Like Jeff Wilson, he appears to spot far quicker than his British counterparts where the best option lies and almost without exception executes it perfectly. Whether kicking for touch or goal, his right foot strikes with a rattlesnake’s intent. And all this after an injury to his deputy Carlos Spencer. Given Tony Brown’s display against Italy, it may just be that New Zealand possess the three best number 10s in the world. The challenge to everyone else is to prove that theory wrong. Australia are still waiting for the returning Stephen Larkham to show his full range of skills, as are South Africa with the injured Henry Honiball.

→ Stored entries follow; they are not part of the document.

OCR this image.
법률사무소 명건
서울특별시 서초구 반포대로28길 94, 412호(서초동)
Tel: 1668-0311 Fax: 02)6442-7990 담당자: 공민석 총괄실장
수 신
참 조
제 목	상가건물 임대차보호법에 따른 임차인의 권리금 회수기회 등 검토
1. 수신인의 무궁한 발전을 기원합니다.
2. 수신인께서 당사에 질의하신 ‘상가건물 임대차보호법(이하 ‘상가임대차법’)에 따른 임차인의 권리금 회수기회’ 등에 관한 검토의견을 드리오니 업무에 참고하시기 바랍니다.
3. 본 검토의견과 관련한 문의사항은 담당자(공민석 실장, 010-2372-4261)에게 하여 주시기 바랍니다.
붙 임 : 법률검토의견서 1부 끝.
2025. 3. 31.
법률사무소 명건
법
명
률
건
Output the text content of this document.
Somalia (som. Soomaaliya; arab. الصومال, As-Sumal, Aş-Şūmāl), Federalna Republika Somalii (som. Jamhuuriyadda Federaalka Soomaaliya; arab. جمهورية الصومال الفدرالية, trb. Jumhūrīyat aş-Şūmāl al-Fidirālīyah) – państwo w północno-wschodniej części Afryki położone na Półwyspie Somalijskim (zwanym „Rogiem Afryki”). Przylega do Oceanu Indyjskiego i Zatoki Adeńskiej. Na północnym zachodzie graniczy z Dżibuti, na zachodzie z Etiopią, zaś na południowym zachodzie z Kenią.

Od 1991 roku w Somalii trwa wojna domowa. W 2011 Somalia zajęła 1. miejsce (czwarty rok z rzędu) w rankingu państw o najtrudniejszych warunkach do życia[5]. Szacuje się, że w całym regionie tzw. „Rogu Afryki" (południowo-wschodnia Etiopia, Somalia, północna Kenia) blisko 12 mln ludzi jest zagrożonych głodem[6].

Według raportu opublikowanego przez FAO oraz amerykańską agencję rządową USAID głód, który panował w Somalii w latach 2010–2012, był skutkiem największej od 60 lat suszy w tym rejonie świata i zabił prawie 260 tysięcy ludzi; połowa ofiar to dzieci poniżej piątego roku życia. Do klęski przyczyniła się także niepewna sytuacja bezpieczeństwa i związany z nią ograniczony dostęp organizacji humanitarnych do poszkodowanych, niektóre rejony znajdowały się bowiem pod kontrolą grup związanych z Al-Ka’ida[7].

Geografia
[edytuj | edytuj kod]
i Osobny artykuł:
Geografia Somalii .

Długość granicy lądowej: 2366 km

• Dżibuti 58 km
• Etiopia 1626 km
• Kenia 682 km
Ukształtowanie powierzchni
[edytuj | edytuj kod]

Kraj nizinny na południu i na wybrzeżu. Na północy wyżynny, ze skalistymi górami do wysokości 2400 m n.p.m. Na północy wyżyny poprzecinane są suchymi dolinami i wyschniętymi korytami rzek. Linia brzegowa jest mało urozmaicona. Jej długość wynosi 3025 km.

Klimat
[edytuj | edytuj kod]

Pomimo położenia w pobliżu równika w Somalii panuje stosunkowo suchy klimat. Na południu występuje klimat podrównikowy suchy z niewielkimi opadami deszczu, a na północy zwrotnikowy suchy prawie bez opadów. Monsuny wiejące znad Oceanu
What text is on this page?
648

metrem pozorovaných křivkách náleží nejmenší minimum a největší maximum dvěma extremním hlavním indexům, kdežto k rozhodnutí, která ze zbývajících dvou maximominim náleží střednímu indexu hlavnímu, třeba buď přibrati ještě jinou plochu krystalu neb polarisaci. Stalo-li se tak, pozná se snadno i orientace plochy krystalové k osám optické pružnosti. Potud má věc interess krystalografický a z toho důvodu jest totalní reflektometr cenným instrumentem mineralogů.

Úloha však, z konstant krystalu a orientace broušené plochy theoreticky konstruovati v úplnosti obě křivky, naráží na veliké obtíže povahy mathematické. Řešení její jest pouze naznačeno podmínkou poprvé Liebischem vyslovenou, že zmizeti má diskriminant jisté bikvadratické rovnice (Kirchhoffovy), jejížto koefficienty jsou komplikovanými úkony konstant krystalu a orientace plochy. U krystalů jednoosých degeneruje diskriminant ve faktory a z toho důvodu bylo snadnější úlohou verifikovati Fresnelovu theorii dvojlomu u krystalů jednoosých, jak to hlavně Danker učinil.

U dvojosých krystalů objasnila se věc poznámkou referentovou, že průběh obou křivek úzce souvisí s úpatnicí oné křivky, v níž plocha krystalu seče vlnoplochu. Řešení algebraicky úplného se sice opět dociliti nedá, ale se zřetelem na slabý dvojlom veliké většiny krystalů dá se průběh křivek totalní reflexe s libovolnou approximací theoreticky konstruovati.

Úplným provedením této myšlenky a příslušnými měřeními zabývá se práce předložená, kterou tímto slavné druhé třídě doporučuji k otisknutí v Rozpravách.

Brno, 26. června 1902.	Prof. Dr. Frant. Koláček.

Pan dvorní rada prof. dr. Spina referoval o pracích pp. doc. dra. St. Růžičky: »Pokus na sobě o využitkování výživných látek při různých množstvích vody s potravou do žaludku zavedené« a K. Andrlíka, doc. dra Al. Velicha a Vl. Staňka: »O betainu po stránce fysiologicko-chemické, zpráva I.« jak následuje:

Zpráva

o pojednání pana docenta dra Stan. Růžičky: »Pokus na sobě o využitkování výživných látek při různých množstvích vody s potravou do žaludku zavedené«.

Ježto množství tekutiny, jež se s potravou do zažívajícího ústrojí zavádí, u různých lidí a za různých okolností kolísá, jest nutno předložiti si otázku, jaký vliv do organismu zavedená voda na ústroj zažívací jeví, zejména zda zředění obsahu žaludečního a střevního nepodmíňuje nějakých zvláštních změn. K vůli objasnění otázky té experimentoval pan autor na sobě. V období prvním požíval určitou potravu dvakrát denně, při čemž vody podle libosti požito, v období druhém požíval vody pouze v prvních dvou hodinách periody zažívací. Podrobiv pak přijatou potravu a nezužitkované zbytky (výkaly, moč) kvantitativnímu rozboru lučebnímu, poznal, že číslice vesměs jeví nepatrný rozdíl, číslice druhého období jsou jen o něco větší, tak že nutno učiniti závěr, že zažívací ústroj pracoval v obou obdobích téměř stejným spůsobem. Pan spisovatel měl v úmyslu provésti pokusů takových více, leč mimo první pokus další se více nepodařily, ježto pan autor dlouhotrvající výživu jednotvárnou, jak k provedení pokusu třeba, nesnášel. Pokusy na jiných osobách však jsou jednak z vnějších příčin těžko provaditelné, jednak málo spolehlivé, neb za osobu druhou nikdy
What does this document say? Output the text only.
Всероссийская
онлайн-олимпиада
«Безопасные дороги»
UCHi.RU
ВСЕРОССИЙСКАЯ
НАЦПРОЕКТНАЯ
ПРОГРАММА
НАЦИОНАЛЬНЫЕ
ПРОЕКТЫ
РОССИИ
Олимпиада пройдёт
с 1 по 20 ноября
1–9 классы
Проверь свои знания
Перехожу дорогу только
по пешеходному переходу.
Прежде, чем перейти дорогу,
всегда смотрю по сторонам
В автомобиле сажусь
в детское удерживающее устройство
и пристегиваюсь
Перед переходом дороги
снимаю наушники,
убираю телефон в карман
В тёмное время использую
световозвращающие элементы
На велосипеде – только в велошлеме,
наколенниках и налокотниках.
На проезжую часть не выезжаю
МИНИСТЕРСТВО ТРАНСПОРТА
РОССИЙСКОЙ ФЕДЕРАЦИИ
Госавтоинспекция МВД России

Pienaar always says one of the secrets of South Africa’s success in 1995 was not showing too much of their hand in the pool matches, but the way the Boks’ second string performed against Spain and Uruguay suggested Nick Mallett is stretching that dictum to ludicrous lengths. Much snappier decision-making from, among others, Jannie de Beer will be crucial in Paris on Sunday. As for England, assuming Clive Woodward sticks with Wilkinson ahead of Paul Grayson, even they know their forwards cannot do it all themselves.

Neil Jenkins, Wales hopes, will re-ignite his back line against Australia.

All concerned know that goalkicking becomes more pivotal the longer the tournament progresses: the tale of Gareth Rees, who kicked all his 19 attempts during the competition yet failed to lift Canada out of the pool stages, will probably end up being the exception to the rule.

Lomu, similarly, threatens to make a mess of all rational theories. The way he is going at the moment he could yet fill two positions in the end-of-tournament star XV. His try from the back row against the Italians, all murderously low body positioning and short-range efficiency, was just as much out of the textbook as his 45m rampage down England’s right flank. No wonder the New Zealanders are wondering aloud if they will be able to afford him next year.

Even so, history insists the World Cup winners must have a cultured operator at number 10, whatever they can boast elsewhere. Is it really a coincidence that Fox in 1987, Michael Lynagh in 1991 and Stransky in 1995 all did the goal- kicking for their respective champion teams, fly-halves responsible not merely for their side’s heartbeat but its lifeblood too?

Mehrtens fits the blueprint. An awful lot, of course, can happen in two weeks but we seem destined to witness a tournament shaped by mountainous Polynesians and fair- haired anti-podean number 10s. And, for all the changes in rugby’s emphasis, haven’t we heard that somewhere before?